EA has prepared for it, beginning with its 2009 acquisition of U.K.-based Playfish, and more recently, its purchase of PopCap Games. Both acquisitions cost the company more than $1 billion combined.

But the business model of casual gaming is completely different than traditional gaming—where companies spend years and millions of dollars hiring computer programmers to code and writers to conjure up plotlines. The casual gaming industry is crowded with a multitude of boutique, smaller firms, and individuals as well as a plethora of platforms such as mobile phones and tablet computers, all of which run on different operating systems and have different hardware profiles.

The key is adaptability, an area in which EA has invested heavily. It is part of a wider strategy shift by EA CEO John Riccitiello to leverage EA’s traditional game franchises and converting them to be playable on all platforms, including mobile and social.

The company has already created versions of its popular “FIFA Soccer” and “Madden NFL” games to Facebook to encourage social play. In addition, EA has a version of the Sims, called “The Sims Social,” for Facebook.
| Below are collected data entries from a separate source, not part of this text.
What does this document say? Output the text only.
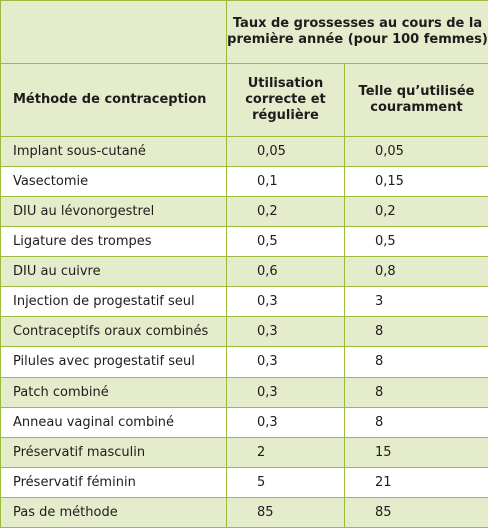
	Taux de grossesses au cours de la première année (pour 100 femmes)	
Méthode de contraception	Utilisation correcte et régulière	Telle qu’utilisée couramment
Implant sous-cutané	0,05	0,05
Vasectomie	0,1	0,15
DIU au lévonorgestrel	0,2	0,2
Ligature des trompes	0,5	0,5
DIU au cuivre	0,6	0,8
Injection de progestatif seul	0,3	3
Contraceptifs oraux combinés	0,3	8
Pilules avec progestatif seul	0,3	8
Patch combiné	0,3	8
Anneau vaginal combiné	0,3	8
Préservatif masculin	2	15
Préservatif féminin	5	21
Pas de méthode	85	85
Apple Inc.’s recently released iPad 3 also creates new opportunities, and EA has already released “Mass Effect Infiltrator,” which was Apple’s iPad Game of the Week last week.

For EA, its challenge is to manage its portfolio of higher margin traditional games as well as invest in the upside growth that social gaming provides. However, it has an advantage over most of its competitors in that it has an established following and an established portfolio of franchises.